As described in an earlier post, China’s 2019 GPA offer significantly advanced its accession as its offer was commensurate with the coverage in several areas. But several significant issues remain unresolved. The issues that are outstanding in its GPA negotiations would likely also be issues in any China procurement negotiations under CPTPP. This could be particularly the case with respect to China’s coverage of SOEs. In the GPA negotiations, China has offered only about 20 SOEs, many at the local level. The CPTPP is the first FTA to include an SOE chapter, and even though it does not apply to government procurement, it does indicate the importance CPTPP parties assign to addressing the role of SOEs in trade.

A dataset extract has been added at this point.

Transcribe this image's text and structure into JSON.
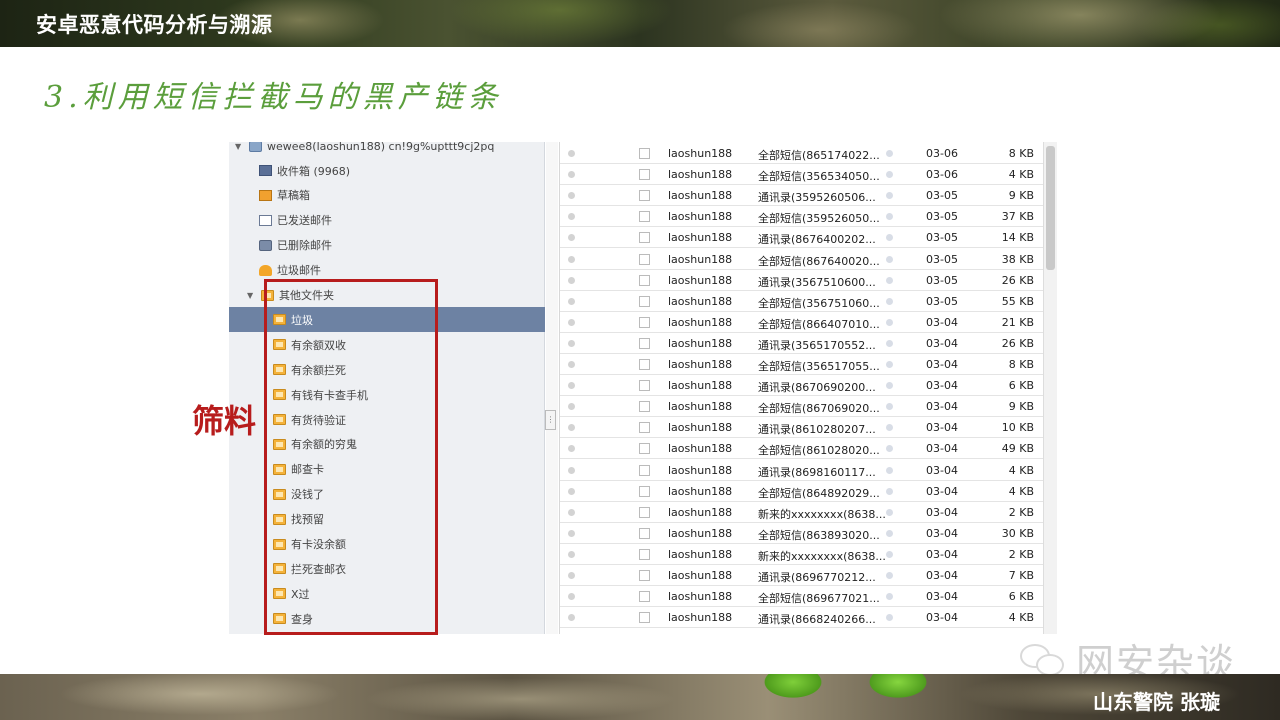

One area that could see a different outcome in the CPTPP would be China’s potential use of transitional measures, which are drawn from GPA 2012. In its GPA negotiations, China has asserted the right – as a developing country – to both transitional thresholds and offsets, as well a delay in its implementation of procurement commitments. China’s claim to developing country status and measures designed to facilitate accession by such countries are points of contention with certain GPA parties. The CPTPP has allowed Vietnam and Malaysia to apply far more extensive transitional measures, which are far beyond any such measures that have been allowed under the GPA. Would CPTPP parties accept such provisions for China?
Should China succeed in entering the CPTPP before it completes its negotiations to join the GPA, the United States would lose both the ability to shape China’s procurement liberalization and access to its procurement market since President Trump pulled the U.S. out of the agreement that led to the CPTPP’s predecessor.